Wat is een chemische indicator?

Een chemische indicator is een stof die een duidelijke waarneembare verandering ondergaat wanneer de omstandigheden in de oplossing veranderen. Dit kan een kleurverandering, neerslagvorming, bellenvorming, temperatuurverandering of andere meetbare kwaliteit zijn.

Een ander type indicator dat in de chemie en andere wetenschappen kan worden aangetroffen, is een aanwijzer of een lampje op een apparaat of instrument, dat druk, volume, temperatuur, enz. Of de staat van een apparaat kan weergeven (bijvoorbeeld in- / uitschakelen , beschikbare geheugenruimte).

De term "indicator" komt van de middeleeuwse Latijnse woorden indicare (om aan te geven) met het achtervoegsel -tor.

Voorbeelden van indicatoren

  • Een pH-indicator verandert van kleur over een smal bereik van pH-waarden in oplossing. Er zijn veel verschillende pH-indicatoren, die verschillende kleuren weergeven en tussen bepaalde pH-limieten werken. Een klassiek voorbeeld is lakmoespapier. Blauw lakmoespapier wordt rood wanneer het wordt blootgesteld aan zure omstandigheden, terwijl rood lakmoespapier blauw wordt onder basische omstandigheden.
  • Fluoresceïne is een soort adsorptie-indicator. De kleurstof wordt gebruikt om de voltooide reactie van het zilverion met chloride te detecteren. Zodra voldoende zilver is toegevoegd om chloride als zilverchloride neer te slaan, wordt overtollig zilver op het oppervlak geadsorbeerd. Fluoresceïne combineert met geadsorbeerd zilver om een ​​kleurverandering van groenachtig geel naar rood te produceren.
  • Andere soorten fluorescerende indicatoren zijn ontworpen om te binden aan geselecteerde moleculen. De fluorescentie signaleert de aanwezigheid van de doelsoort. Een vergelijkbare techniek wordt gebruikt om moleculen te labelen met radio-isotopen.
  • Een indicator kan worden gebruikt om het eindpunt van een titratie te identificeren. Dit kan het verschijnen of verdwijnen van een kleur inhouden.
  • Indicatoren kunnen wijzen op de aanwezigheid of afwezigheid van een interessant molecuul. Voor loodtests, zwangerschapstests en nitraattests worden bijvoorbeeld allemaal indicatoren gebruikt.

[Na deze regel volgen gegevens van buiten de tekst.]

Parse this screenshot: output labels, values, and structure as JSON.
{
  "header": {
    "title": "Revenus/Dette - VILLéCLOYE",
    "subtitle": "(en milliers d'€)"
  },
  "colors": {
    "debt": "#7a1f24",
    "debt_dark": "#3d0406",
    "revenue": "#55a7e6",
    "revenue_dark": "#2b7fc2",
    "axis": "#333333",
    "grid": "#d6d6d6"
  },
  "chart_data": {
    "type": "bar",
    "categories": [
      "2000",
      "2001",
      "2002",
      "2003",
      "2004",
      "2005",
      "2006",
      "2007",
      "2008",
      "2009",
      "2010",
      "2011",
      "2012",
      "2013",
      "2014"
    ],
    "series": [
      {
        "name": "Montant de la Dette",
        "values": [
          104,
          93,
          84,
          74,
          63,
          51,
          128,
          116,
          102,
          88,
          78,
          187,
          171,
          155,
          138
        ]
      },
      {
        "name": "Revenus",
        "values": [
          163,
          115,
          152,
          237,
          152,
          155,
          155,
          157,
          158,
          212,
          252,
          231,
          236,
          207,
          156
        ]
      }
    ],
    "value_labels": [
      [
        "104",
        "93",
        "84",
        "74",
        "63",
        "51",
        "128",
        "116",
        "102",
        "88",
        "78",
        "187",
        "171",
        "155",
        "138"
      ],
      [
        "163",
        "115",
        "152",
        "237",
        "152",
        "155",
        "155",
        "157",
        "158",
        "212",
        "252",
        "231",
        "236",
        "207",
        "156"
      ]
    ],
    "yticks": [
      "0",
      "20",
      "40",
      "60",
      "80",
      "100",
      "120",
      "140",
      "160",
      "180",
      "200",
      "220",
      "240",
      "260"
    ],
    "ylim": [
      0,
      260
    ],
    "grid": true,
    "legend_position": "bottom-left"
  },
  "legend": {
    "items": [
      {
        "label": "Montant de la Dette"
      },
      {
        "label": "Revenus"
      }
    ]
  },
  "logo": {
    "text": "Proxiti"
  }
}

Wenselijke eigenschappen van een chemische indicator

Om bruikbaar te zijn, moeten chemische indicatoren zowel gevoelig als gemakkelijk detecteerbaar zijn. Het hoeft echter geen zichtbare verandering te vertonen. Het type indicator hangt af van hoe het wordt gebruikt. Een monster dat met spectroscopie is geanalyseerd, kan bijvoorbeeld een indicator gebruiken die niet met het blote oog zichtbaar is, terwijl een test op calcium in een aquarium een ​​duidelijke kleurverandering zou moeten veroorzaken.

Een andere belangrijke eigenschap is dat de indicator de omstandigheden van het monster niet verandert. Bijvoorbeeld, methylgeel voegt een gele kleur toe aan een alkalische oplossing, maar als zuur aan de oplossing wordt toegevoegd, blijft de kleur geel totdat de pH neutraal is. Op dit punt verandert de kleur van geel naar rood. Bij lage niveaus verandert methylgeel zelf niet de zuurgraad van een monster.

Gewoonlijk wordt methylgeel gebruikt bij extreem lage concentraties, in het bereik van delen per miljoen. Deze kleine hoeveelheid is voldoende om een ​​zichtbare kleurverandering te zien, maar niet genoeg om het monster zelf te wijzigen. Maar wat als een enorme hoeveelheid methylgeel aan een monster werd toegevoegd? Niet alleen is elke kleurverandering onzichtbaar, maar de toevoeging van zoveel methylgeel zou de chemische samenstelling van het monster zelf veranderen.

In sommige gevallen worden kleine monsters gescheiden van grotere volumes, zodat ze kunnen worden getest met behulp van indicatoren die significante chemische veranderingen veroorzaken.